Audiobook

From ArchWiki
The printable version is no longer supported and may have rendering errors. Please update your browser bookmarks and please use the default browser print function instead.

Audiobook media can be Audio CDs or downloaded files, several formats exist. For certain hardware media players a specific format will be necessary. This article documents how to create or convert an audiobook of various format types.

iPod-compatible format

The purpose of this section is to detail a process to create an iPod-friendly audiobook from digital media using Linux native tools.

An audiobook designed for iPods is largely the same as a MPEG-4 audio file — it contains both an audio stream and information about that stream (metadata).
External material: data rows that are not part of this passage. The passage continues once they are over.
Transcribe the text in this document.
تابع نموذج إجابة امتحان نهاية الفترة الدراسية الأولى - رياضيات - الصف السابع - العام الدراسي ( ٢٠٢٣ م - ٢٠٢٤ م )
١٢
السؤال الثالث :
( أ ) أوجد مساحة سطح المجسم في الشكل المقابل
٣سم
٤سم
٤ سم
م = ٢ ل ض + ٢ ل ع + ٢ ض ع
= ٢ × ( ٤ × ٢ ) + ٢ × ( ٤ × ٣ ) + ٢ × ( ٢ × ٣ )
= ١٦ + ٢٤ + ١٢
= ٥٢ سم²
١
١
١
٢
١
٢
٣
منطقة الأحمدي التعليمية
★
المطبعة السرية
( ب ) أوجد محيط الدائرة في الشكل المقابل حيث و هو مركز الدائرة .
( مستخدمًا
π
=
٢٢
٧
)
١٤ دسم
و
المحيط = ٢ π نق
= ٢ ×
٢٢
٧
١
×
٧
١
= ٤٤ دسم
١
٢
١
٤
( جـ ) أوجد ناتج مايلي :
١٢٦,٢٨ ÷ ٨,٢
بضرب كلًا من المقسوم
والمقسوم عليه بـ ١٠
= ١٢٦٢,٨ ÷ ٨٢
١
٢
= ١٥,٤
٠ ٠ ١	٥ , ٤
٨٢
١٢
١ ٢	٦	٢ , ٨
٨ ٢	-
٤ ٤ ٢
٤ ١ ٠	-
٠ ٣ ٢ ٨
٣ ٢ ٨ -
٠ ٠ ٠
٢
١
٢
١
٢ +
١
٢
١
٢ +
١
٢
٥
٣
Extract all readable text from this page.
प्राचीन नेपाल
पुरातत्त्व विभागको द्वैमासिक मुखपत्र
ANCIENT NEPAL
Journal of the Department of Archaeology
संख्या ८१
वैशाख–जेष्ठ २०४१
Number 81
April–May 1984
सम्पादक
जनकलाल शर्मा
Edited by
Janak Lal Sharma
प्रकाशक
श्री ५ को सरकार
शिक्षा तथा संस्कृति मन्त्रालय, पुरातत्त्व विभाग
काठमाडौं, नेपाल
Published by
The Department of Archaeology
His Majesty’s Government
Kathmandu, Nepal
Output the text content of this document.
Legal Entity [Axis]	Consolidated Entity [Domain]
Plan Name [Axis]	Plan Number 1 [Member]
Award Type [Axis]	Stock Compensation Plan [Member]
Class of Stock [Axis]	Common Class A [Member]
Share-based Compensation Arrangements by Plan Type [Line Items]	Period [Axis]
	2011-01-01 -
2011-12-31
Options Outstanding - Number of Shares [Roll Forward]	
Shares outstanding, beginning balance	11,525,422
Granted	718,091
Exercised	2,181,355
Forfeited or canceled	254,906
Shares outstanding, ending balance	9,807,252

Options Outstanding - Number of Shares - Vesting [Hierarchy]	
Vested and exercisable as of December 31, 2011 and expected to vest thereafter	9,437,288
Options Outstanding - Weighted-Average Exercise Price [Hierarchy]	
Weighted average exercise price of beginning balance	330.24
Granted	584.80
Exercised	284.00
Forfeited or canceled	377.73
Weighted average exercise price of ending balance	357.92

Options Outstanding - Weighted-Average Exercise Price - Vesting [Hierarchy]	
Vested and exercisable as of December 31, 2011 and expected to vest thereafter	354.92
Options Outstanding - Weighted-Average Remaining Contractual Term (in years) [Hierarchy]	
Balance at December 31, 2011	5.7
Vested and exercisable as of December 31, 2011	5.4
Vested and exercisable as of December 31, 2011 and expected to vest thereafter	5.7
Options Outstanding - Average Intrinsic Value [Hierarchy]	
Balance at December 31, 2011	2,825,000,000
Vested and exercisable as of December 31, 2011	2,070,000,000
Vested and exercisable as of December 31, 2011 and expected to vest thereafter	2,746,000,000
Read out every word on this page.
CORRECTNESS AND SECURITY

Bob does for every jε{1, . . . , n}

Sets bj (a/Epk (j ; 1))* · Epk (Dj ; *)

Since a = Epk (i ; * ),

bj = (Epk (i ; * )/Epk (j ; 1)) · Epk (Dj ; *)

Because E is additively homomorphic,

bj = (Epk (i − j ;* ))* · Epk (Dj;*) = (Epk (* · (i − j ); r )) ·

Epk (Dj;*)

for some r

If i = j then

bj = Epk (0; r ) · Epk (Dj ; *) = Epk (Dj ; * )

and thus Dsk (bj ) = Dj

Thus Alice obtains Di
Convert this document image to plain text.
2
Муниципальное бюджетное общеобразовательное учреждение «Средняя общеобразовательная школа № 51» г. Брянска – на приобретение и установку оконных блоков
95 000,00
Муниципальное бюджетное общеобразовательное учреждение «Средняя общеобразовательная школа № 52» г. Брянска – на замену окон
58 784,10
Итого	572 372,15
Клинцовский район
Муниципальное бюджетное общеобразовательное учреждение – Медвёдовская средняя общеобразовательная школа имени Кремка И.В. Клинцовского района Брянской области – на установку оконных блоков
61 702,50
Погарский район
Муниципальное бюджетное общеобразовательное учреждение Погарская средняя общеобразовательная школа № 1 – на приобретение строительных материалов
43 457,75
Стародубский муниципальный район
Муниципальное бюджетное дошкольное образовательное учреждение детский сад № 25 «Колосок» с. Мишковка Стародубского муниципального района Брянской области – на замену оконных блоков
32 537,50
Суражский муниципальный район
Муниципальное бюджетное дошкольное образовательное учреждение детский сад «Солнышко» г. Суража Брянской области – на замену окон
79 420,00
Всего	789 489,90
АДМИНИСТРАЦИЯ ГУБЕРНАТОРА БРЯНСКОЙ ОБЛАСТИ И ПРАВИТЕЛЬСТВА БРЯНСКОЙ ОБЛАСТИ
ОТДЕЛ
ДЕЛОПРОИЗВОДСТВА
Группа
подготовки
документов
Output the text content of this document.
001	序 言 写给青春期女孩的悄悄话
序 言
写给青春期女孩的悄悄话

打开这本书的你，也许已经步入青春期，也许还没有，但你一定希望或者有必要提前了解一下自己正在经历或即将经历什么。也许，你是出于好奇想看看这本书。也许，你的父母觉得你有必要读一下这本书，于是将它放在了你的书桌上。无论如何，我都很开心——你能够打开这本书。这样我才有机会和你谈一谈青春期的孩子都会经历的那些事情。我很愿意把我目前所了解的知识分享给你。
The two differences are: one, it is wrapped in a specifically-named MPEG-4 container (.m4b); and two, it has a chapter index added to the metadata. The chapter index uses the Quicktime standard.

The basic process is this: the audio source is decoded/uncompressed (it is usually preferable to have a decoded audio-only file, as this will simplify the concatenation/splitting of files later and prevent mixing of metadata tags); after this, the audio files are encoded to the AAC format — with a MPEG-4 container; last, the chapter index and audio information tags are added.

Multiple tools are available to help create audiobook files.

Tools

  • m4baker-gitAUR — GUI program to combine numerous AAC-encoded audio files into a single m4b file with a chapter index
  • faac — open source AAC encoder
  • neroaacenc-binAUR — proprietary AAC encoder
  • gpac — multimedia framework for manipulating MPEG-4 media
  • lame — MP3 encoder and decoder

Extracting or decoding

The audio source file(s) will either need to be extracted, if a disc media, or to be decoded, if an encoded file.

If the audiobook is a disc media, various digital audio extraction utilities are available. A common way to extract audio from a CD to WAV-formatted files is:

cdparanoia -B

If the audiobook is a audio file, various programs can decode it. For example, for MP3s:

lame --decode part-01.mp3

(If no splitting of concatenation will be required, files can be directly encoded to AAC with a MPEG-4 container.)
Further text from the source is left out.